あの瞬間の微笑を、彼は永遠に忘れないだろう。

 彼女は演奏の合間に首を傾げて少年を見やった。腰まで届くくらいの長さのまっすぐな黒髪に、脆く儚い春先の光が踊っている。

 少年が困ったように指を止め、彼女も顎を起こした。ヴァイオリンを下ろして、少年を覗き込む。弓をピアノの上に置くと、鍵盤に置かれた少年の指に指を添えた。指使いを教えているらしい。少年は小さく頷いて、演奏の続きを始めた。

 今度は、彼女はヴァイオリンを弾かずに、ピアノの傍に佇んでいた。胸元に抱えたヴァイオリンの横腹を指先で弾いて、静かにリズムを取っている。

 なんて綺麗なのだろう。

初めての出逢いから八年。彼女の背中には、いまでも白過ぎるほどの羽根がある。

 不意に、彼女が顔を上げた。

 どきりとした。声をかけたわけでもないのに、彼女は彼に気づいたのだ。長い睫毛を瞬かせて、あの日のようにまっすぐにこちらを見つめている。あの日と同じような微笑みが浮かんだ。

 彼は思わず後退った。油の切れたカラクリ人形みたいにぎこちなく足が空廻る。抱えていた封筒がちょうど靴の上に落ちた。

「仁志さん」

 踊るような足取りで歩み寄って来た彼女が、窓を開けた。

 ピアノが止まった。少年が振り返り、彼を凝視している。

「お久しぶりね。今日はどんな御用?」

 彼女は屈託なく微笑んで、窓から身を乗り出した。

 思考がショートした。もう、冷静に何かを考えたり、次の行動に移ったりなど出来やしない。手のひらは汗ばんで震えていた。

「……書類を届けるように言われたんです」

 かろうじて発した声は、自分でもそうとわかるほど上擦って掠れていた。声変わりが人より遅くて、中学を卒業する頃になって、やっとボーイソプラノではなくなった。遅れた分、彼の声は友人たちより低いものになった。だから、多少の動揺で掠れても、他人には気づかれないだろう。浅ましい動揺の反映に羞恥を感じるのは自分だけだ。

「届ける? お父さまに?」

「いえ。京一郎さんに、です」

「お兄さまに?」

 彼女が訝しげに首を傾げた。なにかおかしなことを言っただろうか。会社で頼まれたままの内容なのに。
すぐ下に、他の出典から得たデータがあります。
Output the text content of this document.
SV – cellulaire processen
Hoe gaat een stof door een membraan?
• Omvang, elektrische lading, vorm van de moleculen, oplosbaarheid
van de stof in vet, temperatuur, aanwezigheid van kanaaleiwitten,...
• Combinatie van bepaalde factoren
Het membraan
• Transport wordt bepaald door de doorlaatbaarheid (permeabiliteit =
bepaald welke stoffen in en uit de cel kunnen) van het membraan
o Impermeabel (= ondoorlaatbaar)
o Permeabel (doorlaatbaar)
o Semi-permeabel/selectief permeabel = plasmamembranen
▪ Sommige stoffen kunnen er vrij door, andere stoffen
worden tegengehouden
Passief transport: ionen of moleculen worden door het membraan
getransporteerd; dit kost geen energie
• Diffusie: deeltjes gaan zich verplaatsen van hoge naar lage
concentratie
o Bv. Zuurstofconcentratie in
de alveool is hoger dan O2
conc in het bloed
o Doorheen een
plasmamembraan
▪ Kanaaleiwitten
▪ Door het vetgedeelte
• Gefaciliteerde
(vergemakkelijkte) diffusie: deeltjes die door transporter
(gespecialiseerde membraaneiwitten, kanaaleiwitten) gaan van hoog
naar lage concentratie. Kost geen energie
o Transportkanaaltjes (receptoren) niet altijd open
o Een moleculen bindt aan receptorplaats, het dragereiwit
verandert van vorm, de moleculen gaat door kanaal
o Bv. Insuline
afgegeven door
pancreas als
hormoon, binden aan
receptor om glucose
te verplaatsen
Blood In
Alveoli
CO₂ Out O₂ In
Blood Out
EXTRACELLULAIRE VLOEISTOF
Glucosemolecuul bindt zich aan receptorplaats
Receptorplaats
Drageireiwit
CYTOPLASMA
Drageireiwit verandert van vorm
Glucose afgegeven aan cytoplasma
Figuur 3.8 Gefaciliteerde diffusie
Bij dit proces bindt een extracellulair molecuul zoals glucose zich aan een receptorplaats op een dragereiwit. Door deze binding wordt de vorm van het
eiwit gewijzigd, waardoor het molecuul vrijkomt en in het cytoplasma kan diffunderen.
「今日はお出かけよ。ひょっとしたらお戻りにはならないかもしれないわ。ねぇ」

 そう言って、彼女は少年に同意を求めた。少年は無言のまま、大きく頷いた。

「……出かけた?」

「そうよ。ついさっき。お父さまはご存知ないから、仁志さんに御用を頼んだのね。私が預かっておいて差し上げるわ」

 彼女が手を差し出した。真っ白で綺麗な指。細くてしなやかで、ヴァイオリンより重たいものを知らない。

 彼はびくんとした。慄くように視線を泳がせる。彼女の指と顔を交互に見やった。どこに視点を定めていいのかわからない。動揺だけが蠢く。

「ですけど」

「会社のお仕事でしょう? いなかったから持って帰って来ましたじゃ子どものお使いよ。仁志さん、怒られるじゃないの。私に預けたって言えば問題ないわ」

「はぁ……」

 低く答えて、彼は曖昧に頷いた。ぎくしゃくと身体を折り曲げ、足元に落ちていた封筒を拾い上げる。汚れを払い、彼女を見上げた。

 室内にいるから、彼女の方が目線の位置が高い。出逢った頃と同じくらいの身長差が出来ていた。彼女を見上げるのは久しぶりのことだ。彼が彼女の身長を追い抜いたのは、中学に上がって間もなくだった。

「それなの?」

「……はい」

「随分と厚いのね」

 彼女は上からさっと封筒を掴んだ。指先が触れそうで、慌てて彼は手を離した。

「すぐ会社に戻らなきゃいけないの?」

 彼女が更に微笑む。背中で幻の羽根がやわらかく開いた。天使の降臨だ。神々しくて、直視することも出来ない。

「これを届けたら帰っていいって、言われてます」

 彼はぼそりと答えた。

「だったら、一緒にお茶はいかが?」

「でも……」

 そんなことをしたら怒られますという言葉を彼はぐっと飲み込んだ。この家の主であり、彼の雇い主である会長や、主従関係に厳格な両親に叱責されたとしても、彼女とともに過ごしたかった。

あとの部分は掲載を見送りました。